02 April '14..
The New Yorker likes to insert into its articles digs at Israel. Another one popped up in the introduction to a piece on the Russian annexation of Crimea. George Packer writes,
Annexation has an ugly sound, owing to an unhappy past. The term describes, among other tragedies, Saddam Hussein’s attempt, in 1990, to swallow Kuwait whole, as the nineteenth province of Iraq; Indonesia’s invasion, in 1975, of East Timor; Morocco’s absorption, the same year, of Western Sahara; and Israel’s declaration, after the 1967 war, of East Jerusalem as part of a united capital. The German word for it is Anschluss. Like most coerced unions, annexations come wreathed in clouds of lofty, dishonest language—key themes are popular will, historic grievance, divine providence—but they almost always happen at the end of a gun.
The magazine has a reputation for skillful writing, but not so much for accuracy or for making sound historical analogies, especially when it comes to Israel.
With the exception of Israel, the annexations Packer lists - by Iraq, Indonesia, Morocco and Germany - share common traits; they were unprovoked acts of aggression ordered by authoritarian rulers.
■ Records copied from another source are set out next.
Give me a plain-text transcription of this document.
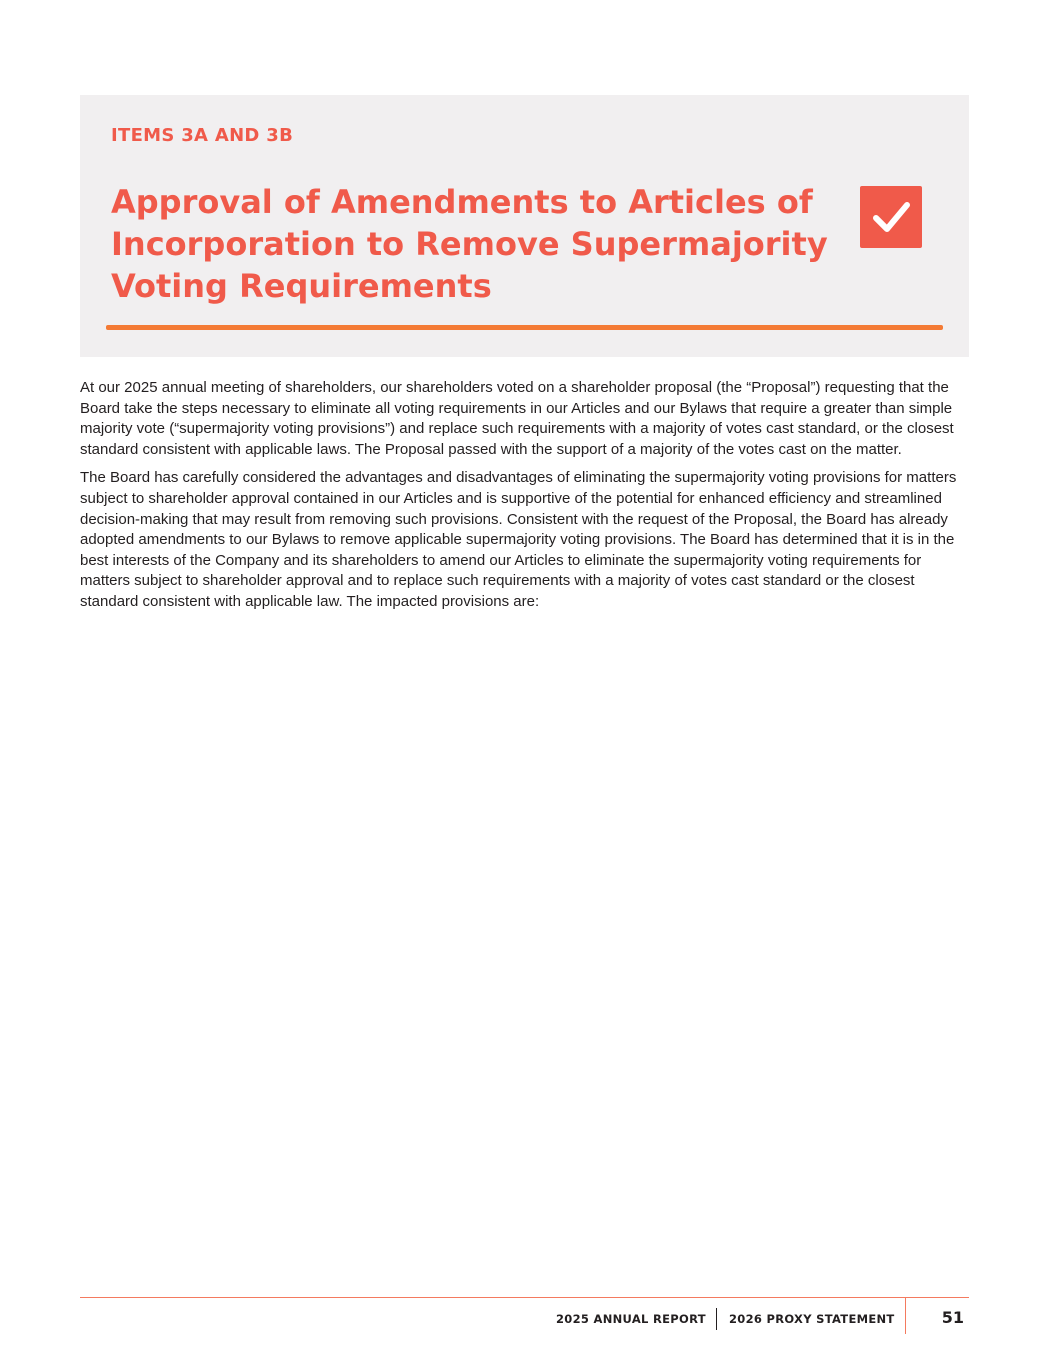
ITEMS 3A AND 3B
Approval of Amendments to Articles of Incorporation to Remove Supermajority Voting Requirements

At our 2025 annual meeting of shareholders, our shareholders voted on a shareholder proposal (the “Proposal”) requesting that the Board take the steps necessary to eliminate all voting requirements in our Articles and our Bylaws that require a greater than simple majority vote (“supermajority voting provisions”) and replace such requirements with a majority of votes cast standard, or the closest standard consistent with applicable laws. The Proposal passed with the support of a majority of the votes cast on the matter.

The Board has carefully considered the advantages and disadvantages of eliminating the supermajority voting provisions for matters subject to shareholder approval contained in our Articles and is supportive of the potential for enhanced efficiency and streamlined decision-making that may result from removing such provisions. Consistent with the request of the Proposal, the Board has already adopted amendments to our Bylaws to remove applicable supermajority voting provisions. The Board has determined that it is in the best interests of the Company and its shareholders to amend our Articles to eliminate the supermajority voting requirements for matters subject to shareholder approval and to replace such requirements with a majority of votes cast standard or the closest standard consistent with applicable law. The impacted provisions are:

2025 ANNUAL REPORT 2026 PROXY STATEMENT	51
Israel's annexation of east Jerusalem was the result of a defensive war fought by a democratic state responding to aggression committed by Jordan. That's a big difference.
There are other differences too. Some of the annexations involved territories on which the annexers had dubious historical claims. There is no reasonable doubt about the connection of the Jewish people to Jerusalem. Furthermore, the city had only been divided for 19 years as a result of Jordanian aggression in 1948.
But the fact that Packer lumps together these distinctly different events, each with its own historical context, is of no importance to The New Yorker. All that matters is that it sounds clever and allows the smug writers at the magazine to take another swipe at Israel.